Le bambou commence à émerger comme une solution de diversification pour les agriculteurs, qui présente des avantages en termes de séquestration de carbone et de production de biomasse. Ses usages sont en effet multiples : énergie, bio plastique, panneau de particules, isolation… Culture pérenne demandant peu d’interventions et peu d’intrants, le bambou est résilient face aux aléas climatiques et participerait à la régénération des sols et des nappes tout en luttant contre l’érosion. Autre argument de choc, il est productif pendant au moins 25 ans, sans replantation. « Les industriels sont en recherche de matières nouvelles. D’une part, pour assurer la transition avec le plastique et d’autre part, parce que la ressource bois n’est pas suffisante pour assurer certains nouveaux besoins », explique Dimitri Guyot, responsable technique et cofondateur d’Horizom, entreprise basée à Lyon qui promeut cette culture. L’entreprise vise cette année à planter environ 300 hectares de bambouseraies en partenariat avec les agriculteurs (10 hectares en 2023).

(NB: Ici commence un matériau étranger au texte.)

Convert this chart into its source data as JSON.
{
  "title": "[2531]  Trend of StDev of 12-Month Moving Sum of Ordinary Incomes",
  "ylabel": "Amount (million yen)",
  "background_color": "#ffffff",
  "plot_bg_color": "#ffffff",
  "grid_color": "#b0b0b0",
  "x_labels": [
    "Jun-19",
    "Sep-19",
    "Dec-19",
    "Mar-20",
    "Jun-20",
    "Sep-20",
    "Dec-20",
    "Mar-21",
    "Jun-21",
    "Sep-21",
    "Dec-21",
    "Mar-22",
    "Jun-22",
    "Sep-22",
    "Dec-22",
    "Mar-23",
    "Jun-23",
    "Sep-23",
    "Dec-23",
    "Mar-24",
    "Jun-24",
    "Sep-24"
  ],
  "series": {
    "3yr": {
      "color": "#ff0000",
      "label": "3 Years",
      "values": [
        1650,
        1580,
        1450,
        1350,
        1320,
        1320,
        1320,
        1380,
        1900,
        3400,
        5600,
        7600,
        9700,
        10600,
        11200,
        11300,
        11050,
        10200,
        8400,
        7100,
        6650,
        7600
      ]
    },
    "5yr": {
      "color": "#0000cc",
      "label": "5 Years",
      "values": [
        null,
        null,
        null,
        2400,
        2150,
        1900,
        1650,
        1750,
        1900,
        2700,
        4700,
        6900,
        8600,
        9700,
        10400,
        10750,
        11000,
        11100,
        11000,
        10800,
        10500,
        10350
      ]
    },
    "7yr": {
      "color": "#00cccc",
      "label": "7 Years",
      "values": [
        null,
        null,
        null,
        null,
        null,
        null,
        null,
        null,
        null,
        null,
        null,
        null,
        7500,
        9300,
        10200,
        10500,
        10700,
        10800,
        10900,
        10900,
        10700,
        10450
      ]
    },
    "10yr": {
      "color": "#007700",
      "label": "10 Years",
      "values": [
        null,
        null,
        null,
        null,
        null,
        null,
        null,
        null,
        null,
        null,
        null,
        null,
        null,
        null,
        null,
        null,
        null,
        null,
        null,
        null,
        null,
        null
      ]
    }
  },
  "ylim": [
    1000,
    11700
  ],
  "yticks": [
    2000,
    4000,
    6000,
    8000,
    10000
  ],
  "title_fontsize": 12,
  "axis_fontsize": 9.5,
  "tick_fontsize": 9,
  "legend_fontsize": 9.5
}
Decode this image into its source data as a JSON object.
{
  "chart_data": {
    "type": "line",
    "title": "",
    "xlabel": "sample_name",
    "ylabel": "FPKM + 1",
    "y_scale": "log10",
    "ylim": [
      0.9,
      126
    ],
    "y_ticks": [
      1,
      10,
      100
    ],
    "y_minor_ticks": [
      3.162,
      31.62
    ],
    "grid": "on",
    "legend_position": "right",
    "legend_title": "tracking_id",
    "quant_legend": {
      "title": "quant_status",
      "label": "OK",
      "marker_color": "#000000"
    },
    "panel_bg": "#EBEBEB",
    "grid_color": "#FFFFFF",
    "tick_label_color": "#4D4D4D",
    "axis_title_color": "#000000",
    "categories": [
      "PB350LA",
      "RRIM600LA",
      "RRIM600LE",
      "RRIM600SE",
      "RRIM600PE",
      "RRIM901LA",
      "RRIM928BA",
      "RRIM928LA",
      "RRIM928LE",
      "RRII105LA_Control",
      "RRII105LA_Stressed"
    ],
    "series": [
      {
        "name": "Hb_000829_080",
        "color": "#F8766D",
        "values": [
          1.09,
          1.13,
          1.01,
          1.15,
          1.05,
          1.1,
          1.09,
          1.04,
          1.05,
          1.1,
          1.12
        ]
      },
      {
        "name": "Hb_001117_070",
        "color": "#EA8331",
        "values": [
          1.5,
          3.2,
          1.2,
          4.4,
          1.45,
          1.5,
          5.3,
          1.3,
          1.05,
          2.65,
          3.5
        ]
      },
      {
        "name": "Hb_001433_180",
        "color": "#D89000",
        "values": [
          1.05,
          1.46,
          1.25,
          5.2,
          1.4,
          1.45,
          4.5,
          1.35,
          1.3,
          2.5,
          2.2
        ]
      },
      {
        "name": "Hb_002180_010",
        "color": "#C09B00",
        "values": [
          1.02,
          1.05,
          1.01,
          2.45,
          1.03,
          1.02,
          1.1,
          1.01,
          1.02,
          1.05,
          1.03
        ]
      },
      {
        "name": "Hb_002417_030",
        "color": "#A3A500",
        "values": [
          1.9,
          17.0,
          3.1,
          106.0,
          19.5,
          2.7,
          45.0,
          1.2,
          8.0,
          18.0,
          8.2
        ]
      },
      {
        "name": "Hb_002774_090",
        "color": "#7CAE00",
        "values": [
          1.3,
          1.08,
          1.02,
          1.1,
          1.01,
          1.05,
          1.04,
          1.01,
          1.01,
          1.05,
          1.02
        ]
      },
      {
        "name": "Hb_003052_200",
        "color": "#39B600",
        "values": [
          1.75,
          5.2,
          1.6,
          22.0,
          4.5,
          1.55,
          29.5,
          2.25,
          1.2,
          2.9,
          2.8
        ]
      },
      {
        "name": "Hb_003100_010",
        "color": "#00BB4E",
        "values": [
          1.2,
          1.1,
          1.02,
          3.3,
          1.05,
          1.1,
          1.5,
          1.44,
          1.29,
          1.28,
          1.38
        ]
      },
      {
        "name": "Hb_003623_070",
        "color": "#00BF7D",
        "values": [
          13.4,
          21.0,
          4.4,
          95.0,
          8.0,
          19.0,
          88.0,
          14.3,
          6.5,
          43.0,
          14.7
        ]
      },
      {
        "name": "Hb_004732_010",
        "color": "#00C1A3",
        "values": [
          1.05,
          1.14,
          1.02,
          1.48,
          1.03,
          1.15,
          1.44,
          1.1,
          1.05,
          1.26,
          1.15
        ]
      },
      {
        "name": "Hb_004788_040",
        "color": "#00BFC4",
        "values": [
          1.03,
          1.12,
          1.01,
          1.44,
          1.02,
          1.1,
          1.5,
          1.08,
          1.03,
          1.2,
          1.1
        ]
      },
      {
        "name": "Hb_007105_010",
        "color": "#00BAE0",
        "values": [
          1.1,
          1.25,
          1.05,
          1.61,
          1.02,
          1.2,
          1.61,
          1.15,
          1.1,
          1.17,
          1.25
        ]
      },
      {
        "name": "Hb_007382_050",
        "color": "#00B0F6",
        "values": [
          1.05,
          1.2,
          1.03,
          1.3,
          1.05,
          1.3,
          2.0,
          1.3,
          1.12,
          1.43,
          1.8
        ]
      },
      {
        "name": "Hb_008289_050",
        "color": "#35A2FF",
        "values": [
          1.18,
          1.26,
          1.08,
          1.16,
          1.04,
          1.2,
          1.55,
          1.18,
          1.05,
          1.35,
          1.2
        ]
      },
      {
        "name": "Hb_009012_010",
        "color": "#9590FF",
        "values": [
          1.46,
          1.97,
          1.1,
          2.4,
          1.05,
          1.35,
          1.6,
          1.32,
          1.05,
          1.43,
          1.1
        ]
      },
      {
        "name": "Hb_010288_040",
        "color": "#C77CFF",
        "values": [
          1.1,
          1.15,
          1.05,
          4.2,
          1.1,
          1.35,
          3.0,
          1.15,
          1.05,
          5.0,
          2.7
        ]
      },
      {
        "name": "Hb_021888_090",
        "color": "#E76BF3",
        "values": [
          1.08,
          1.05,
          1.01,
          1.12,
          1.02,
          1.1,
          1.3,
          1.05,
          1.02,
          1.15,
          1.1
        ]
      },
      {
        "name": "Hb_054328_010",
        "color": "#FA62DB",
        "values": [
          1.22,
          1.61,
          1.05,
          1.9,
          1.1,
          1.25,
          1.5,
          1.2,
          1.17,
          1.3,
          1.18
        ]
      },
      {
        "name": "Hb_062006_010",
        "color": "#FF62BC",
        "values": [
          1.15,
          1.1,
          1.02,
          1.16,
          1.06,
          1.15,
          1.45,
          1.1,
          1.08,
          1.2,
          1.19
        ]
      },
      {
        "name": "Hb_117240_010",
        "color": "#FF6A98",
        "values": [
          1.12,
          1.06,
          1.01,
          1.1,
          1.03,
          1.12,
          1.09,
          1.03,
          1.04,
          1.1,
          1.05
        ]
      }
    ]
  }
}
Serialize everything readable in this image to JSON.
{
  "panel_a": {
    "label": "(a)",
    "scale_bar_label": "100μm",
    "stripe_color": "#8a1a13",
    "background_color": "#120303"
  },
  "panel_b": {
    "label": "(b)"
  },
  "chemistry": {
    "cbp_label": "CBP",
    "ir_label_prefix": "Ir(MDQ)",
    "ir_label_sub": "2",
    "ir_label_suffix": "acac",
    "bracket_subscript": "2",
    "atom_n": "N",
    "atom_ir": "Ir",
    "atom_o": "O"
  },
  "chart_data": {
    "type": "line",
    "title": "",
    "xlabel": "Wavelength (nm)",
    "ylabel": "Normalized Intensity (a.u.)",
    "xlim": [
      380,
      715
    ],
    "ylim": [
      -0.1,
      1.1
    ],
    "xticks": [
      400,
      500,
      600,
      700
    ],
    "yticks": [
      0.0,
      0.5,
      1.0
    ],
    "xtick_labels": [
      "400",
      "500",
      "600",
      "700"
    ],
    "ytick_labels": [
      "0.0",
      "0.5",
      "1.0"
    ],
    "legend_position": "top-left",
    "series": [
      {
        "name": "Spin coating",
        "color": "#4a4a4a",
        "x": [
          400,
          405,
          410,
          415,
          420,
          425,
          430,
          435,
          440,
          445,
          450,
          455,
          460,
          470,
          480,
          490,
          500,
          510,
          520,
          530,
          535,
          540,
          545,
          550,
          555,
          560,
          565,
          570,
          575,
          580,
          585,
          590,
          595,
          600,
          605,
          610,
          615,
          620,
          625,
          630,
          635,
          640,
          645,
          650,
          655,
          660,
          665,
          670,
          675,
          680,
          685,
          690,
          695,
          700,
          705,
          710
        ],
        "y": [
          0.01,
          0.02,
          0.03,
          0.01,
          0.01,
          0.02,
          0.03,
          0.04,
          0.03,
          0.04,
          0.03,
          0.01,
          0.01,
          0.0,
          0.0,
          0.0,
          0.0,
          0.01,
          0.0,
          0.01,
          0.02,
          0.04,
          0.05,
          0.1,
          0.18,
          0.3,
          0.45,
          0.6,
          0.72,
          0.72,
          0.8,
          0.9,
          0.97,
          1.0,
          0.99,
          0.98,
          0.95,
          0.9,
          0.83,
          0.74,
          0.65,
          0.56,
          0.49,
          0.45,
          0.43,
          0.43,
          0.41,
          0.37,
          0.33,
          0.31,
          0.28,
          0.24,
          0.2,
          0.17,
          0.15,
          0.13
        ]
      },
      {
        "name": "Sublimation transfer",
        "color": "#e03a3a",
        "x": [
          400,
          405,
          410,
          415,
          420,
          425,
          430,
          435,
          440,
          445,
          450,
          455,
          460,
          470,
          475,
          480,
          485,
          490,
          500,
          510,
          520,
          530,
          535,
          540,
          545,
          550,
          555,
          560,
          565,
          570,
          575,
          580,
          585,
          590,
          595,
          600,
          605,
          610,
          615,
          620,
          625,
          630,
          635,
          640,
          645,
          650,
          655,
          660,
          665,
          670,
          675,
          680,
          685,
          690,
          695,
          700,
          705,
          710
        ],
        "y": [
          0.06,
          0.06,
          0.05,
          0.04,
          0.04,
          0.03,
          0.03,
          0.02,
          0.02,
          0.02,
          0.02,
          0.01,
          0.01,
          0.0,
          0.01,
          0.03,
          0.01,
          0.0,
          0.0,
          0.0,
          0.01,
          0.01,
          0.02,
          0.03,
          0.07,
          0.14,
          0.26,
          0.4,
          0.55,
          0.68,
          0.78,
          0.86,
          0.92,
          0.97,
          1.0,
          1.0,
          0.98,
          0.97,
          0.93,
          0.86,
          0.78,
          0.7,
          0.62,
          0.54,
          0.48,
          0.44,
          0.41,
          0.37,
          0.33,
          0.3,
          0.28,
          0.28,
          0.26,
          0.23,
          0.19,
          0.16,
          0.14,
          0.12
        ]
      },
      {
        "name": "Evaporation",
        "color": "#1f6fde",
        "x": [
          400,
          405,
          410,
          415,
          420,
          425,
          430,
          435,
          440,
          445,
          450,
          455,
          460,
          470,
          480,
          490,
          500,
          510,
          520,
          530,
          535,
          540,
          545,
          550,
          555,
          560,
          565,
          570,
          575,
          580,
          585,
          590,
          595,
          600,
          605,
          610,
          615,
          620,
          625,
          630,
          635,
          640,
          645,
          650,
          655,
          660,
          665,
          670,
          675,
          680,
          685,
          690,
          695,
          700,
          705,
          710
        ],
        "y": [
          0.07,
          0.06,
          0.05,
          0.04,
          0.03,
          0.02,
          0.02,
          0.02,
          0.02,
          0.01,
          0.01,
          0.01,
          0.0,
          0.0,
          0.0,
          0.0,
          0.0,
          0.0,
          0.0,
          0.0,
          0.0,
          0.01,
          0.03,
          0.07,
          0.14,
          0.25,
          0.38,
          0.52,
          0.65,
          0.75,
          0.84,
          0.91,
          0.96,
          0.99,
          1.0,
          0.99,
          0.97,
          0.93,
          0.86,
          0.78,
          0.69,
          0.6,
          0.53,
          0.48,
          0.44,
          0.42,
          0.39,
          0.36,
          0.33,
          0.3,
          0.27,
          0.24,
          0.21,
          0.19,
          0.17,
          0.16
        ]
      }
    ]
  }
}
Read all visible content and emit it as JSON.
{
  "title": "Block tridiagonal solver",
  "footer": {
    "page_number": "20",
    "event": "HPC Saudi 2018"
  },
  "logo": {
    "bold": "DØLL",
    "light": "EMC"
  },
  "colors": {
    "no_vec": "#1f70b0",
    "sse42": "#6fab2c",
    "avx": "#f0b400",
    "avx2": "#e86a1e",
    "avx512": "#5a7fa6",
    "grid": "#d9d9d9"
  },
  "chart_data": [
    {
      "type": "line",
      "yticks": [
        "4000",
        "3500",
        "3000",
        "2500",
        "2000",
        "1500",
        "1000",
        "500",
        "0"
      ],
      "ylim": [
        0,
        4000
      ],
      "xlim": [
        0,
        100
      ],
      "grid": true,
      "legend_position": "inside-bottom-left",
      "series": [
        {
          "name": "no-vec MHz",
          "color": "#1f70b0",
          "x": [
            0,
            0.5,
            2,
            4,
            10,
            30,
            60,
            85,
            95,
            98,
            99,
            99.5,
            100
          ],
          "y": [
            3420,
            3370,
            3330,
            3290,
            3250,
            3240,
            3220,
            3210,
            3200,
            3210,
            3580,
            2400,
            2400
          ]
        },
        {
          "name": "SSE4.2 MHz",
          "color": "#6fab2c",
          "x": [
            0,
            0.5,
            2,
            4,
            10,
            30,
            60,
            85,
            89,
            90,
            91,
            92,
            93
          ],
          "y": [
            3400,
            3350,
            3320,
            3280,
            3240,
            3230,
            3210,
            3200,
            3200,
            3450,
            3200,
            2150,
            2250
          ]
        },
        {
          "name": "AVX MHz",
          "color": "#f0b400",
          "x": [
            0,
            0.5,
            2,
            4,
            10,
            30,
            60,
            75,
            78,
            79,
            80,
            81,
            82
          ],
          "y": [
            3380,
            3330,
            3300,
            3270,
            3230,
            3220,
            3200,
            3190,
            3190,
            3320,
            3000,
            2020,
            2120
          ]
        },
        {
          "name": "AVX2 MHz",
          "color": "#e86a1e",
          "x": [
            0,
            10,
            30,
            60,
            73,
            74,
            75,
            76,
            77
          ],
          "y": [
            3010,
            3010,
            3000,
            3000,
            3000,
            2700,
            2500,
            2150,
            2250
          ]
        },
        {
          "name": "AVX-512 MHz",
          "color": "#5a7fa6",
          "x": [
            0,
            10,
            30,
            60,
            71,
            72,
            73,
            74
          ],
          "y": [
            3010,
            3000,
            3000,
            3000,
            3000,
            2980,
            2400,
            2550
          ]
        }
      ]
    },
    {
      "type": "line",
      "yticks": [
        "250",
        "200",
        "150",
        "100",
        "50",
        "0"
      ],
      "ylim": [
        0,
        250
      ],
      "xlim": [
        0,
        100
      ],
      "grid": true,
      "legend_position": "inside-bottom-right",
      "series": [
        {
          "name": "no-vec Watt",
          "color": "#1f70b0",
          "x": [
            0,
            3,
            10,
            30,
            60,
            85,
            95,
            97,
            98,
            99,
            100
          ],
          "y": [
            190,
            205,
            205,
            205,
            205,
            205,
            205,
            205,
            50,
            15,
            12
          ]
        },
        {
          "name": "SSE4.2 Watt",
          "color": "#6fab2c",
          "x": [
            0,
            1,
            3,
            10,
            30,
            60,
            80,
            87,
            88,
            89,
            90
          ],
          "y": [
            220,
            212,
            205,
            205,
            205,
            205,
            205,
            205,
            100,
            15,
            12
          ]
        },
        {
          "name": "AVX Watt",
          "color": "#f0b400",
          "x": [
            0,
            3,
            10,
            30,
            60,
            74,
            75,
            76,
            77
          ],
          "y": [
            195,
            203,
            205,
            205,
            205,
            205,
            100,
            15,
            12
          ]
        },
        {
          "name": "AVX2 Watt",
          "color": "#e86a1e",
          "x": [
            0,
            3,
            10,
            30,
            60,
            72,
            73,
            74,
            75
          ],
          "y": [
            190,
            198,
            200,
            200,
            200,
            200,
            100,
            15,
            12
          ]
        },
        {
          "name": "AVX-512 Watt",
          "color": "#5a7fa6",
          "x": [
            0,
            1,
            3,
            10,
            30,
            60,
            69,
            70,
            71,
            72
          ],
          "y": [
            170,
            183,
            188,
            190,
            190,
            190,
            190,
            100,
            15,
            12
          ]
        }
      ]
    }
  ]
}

Équilibrer la répartition de valeur

« Nous apportons notre expertise durant toute la durée de vie des bambouseraies, du montage de projet jusqu’à la valorisation, explique Dimitri Guyot. Notre prestation à 8 000 €/ha inclut 400 plants de 1 m 50 de haut conditionnés en pots de 10 litres, ainsi que toute la phase d’étude de faisabilité ». À la plantation, il faut ajouter un coût d’irrigation d’environ 4 000 euros par hectare et jusqu’à la première récolte (cinq ans plus tard), des charges d’exploitation s’établissant à 1 000 euros par hectare et par an, selon l’entreprise. Cela peut paraître beaucoup. Mais Horizom a développé un système de rétribution en face : « Nous recherchons une répartition de la valeur la plus équilibrée possible », poursuit-il.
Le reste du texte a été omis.